4. Fragmentation of the party system
This fragmentation has convinced individuals who form a new party that they have a shot at becoming prime minister or, at least, a kingmaker in coalition bargaining and, thus, a senior partner in the government. Israel was dominated from 1948 to 1977 by the Labor Party. From 1977 to 1992, Likud was the senior partner in all governments. Between 1992 and 2009, the government was switched off between Labor, Likud and — briefly, from 2006 to 2009 — Kadima. Yet the combined share of Labor and Likud’s seats has dropped from 95 in 1981 to 49 in 2015. That includes the Zionist Union, an electoral alliance between Labor and a smaller party, Hatenua. These big parties now need the support of at least a handful of smaller parties to form the government.
5. Americanization of election campaigns
Israel’s election campaigns have become Americanized over the years. In Israel, voters select among parties or, more accurately, lists: rolls of party members in a set order. A list can include a single party or a combination of parties running together on a single ticket. As a result, Israelis have focused on the party itself since a single person, including the leader, is only part of a larger whole.
But over the years individual leaders have become more relevant in campaigns, overshadowing the party itself and convincing voters that it’s the leader who matters most. This trend was popularized in the 1990s, as American political strategists — including James Carville, Stanley Greenberg and Arthur Finkelstein — came to Israel to help Labor and Likud with their campaigns. Part of their advice was emphasis on the leader, in both negative and positive messaging.

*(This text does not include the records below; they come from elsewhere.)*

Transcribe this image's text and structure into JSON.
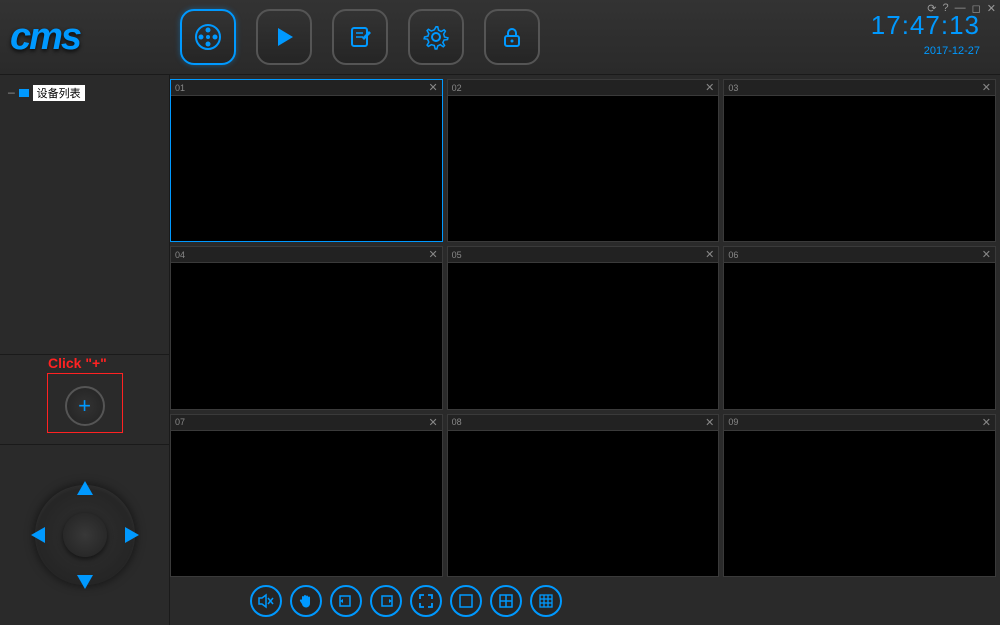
{
  "logo": "cms",
  "clock": {
    "time": "17:47:13",
    "date": "2017-12-27"
  },
  "win_controls": [
    "⟳",
    "?",
    "—",
    "◻",
    "✕"
  ],
  "toolbar": {
    "live": "live",
    "playback": "playback",
    "log": "log",
    "settings": "settings",
    "lock": "lock"
  },
  "sidebar": {
    "tree_root": "设备列表",
    "hint": "Click \"+\"",
    "add_label": "+"
  },
  "grid": {
    "selected": 0,
    "cells": [
      {
        "num": "01"
      },
      {
        "num": "02"
      },
      {
        "num": "03"
      },
      {
        "num": "04"
      },
      {
        "num": "05"
      },
      {
        "num": "06"
      },
      {
        "num": "07"
      },
      {
        "num": "08"
      },
      {
        "num": "09"
      }
    ]
  },
  "controls": {
    "mute": "mute",
    "hand": "hand",
    "prev": "prev",
    "next": "next",
    "fullscreen": "fullscreen",
    "layout1": "1x1",
    "layout4": "2x2",
    "layout9": "3x3"
  }
}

This process has convinced individuals that they are “white knights,” able to easily enter politics and save the country. In 2015, six out of 10 lists that entered the Knesset were officially named for their leaders: Likud chaired by Benjamin Netanyahu for prime minister, Zionist Union chaired by Isaac Herzog and Tzipi Livni, Yesh Atid chaired by Yair Lapid, Kulanu chaired by Moshe Kahlon, Bayit Yehudi chaired by Naftali Bennett, and Yisrael Beiteinu chaired by Avigdor Liberman.
Probable win for the political right
Combined, these processes have given voters a lot of choice and made bargaining over the formation of the government more difficult. They have also made it appear as though the election results are unpredictable, with a good chance that Netanyahu can be defeated. But barring a major surprise, such as Netanyahu’s indictment or arrest, another war with Hamas, or an outbreak of protest within Israel, the existing patterns make it likely that the political right will win the election again and form the next government.
That’s because the fundamentals of the political system are still in place: a weak Jewish left unable to offer a viable alternative to Likud and Netanyahu, a young generation that leans right, and a mass of centrist voters who prefer center-right and right-wing parties. The excitement and confusion of all the emerging new parties obscures these basic trends and structures.